You never knew. There are plenty of intelligent, well-intentioned software engineers that publish FOSS that is buggy and doesn’t meet some arbitrary quality standards.

the implication was that a highly motivated and competent software engineer put a lot of effort into making sure that the project meets a reasonable standard of quality and will probably put some effort into maintaining the project

That is entirely an assumption on the part of the reader. Nothing about someone saying "I built this complicated thing!" implies competence, or any desire to maintain it beyond building it.

The problem you're facing is survivorship bias. You can think of lots of examples of where that has happened, and very few where it hasn't, because when the author of the project is incompetent or unmotivated the project doesn't last long enough for you to hear about it twice.

  • >Nothing about someone saying "I built this complicated thing!" implies competence, or any desire to maintain it beyond building it.

    I disagree. The fact that someone has written a substantial amount of non-trivial code does imply a higher level of competence and motivation compared to not having done that.

In general that is all implication and assumption, for any code, especially OSS code.

Hand-written code never implied much about quality no matter the author, especially as we all use libraries of reusable code of varying quality

  • Agree that just being hand-written doesn’t imply quality, but based on my priors, if something obviously looks like vibe-code it’s probably low quality.

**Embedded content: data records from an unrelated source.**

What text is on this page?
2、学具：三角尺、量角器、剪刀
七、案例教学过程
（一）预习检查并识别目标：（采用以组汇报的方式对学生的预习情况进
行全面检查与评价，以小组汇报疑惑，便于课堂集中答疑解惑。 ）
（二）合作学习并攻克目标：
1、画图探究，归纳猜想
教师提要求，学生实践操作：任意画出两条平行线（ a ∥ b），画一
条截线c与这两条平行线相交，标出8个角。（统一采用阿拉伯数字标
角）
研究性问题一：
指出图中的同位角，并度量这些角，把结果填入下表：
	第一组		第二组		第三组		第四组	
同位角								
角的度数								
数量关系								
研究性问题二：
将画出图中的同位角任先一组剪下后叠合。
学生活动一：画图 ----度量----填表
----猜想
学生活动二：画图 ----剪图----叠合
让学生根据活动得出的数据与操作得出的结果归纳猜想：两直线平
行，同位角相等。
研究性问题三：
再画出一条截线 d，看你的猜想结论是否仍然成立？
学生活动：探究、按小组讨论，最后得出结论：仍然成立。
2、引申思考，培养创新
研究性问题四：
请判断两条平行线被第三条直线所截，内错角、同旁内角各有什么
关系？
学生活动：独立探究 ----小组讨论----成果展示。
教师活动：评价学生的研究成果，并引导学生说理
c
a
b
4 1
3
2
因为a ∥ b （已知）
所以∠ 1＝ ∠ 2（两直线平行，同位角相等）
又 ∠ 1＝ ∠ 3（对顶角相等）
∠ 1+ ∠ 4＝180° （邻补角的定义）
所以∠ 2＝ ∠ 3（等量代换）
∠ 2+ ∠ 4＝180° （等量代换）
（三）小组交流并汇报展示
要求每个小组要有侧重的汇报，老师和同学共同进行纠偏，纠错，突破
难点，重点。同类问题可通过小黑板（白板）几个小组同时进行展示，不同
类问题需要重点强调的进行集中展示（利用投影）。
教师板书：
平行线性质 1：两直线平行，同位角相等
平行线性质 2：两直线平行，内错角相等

    Most of the vibe-code I’ve seen so far appears functional to the point that people will defend it, but if you take a closer look it’s a massively over complicated rat’s nest that would be difficult for a human to extend or maintain. Of course you could just use more AI, but that would only further amplify these problems.

  • Not much, but infinitely more than now.

    If someone puts weeks and months of their time into building something, then I'm willing to take that as proof of their motivation to create something good.

    I'm also willing to take the existence of non-trivial code that someone wrote manually as proof of some level of competence.

    The presence of motivation + competence makes it more likely that the result could be something good.

We know. It is not difficult to tell them apart. Good taste is apparent and beauty is universal. The amount of care and attention someone put into a craft is universally appreciated. Also, I am 100% confident this comment was the output of a human process. We can tell. There is something more. It is obvious for those that have a soul.

  • Exactly. It's like looking at assembly that's been written by a person vs by a compiler. There's just no soul in the latter! And that's why compilers never caught on.

  • We know if we make the effort to find out. But what we really want to know is not whether AI was used in the process of writing the software. What we want to know is whether it's worth checking out. That's what has become harder to know.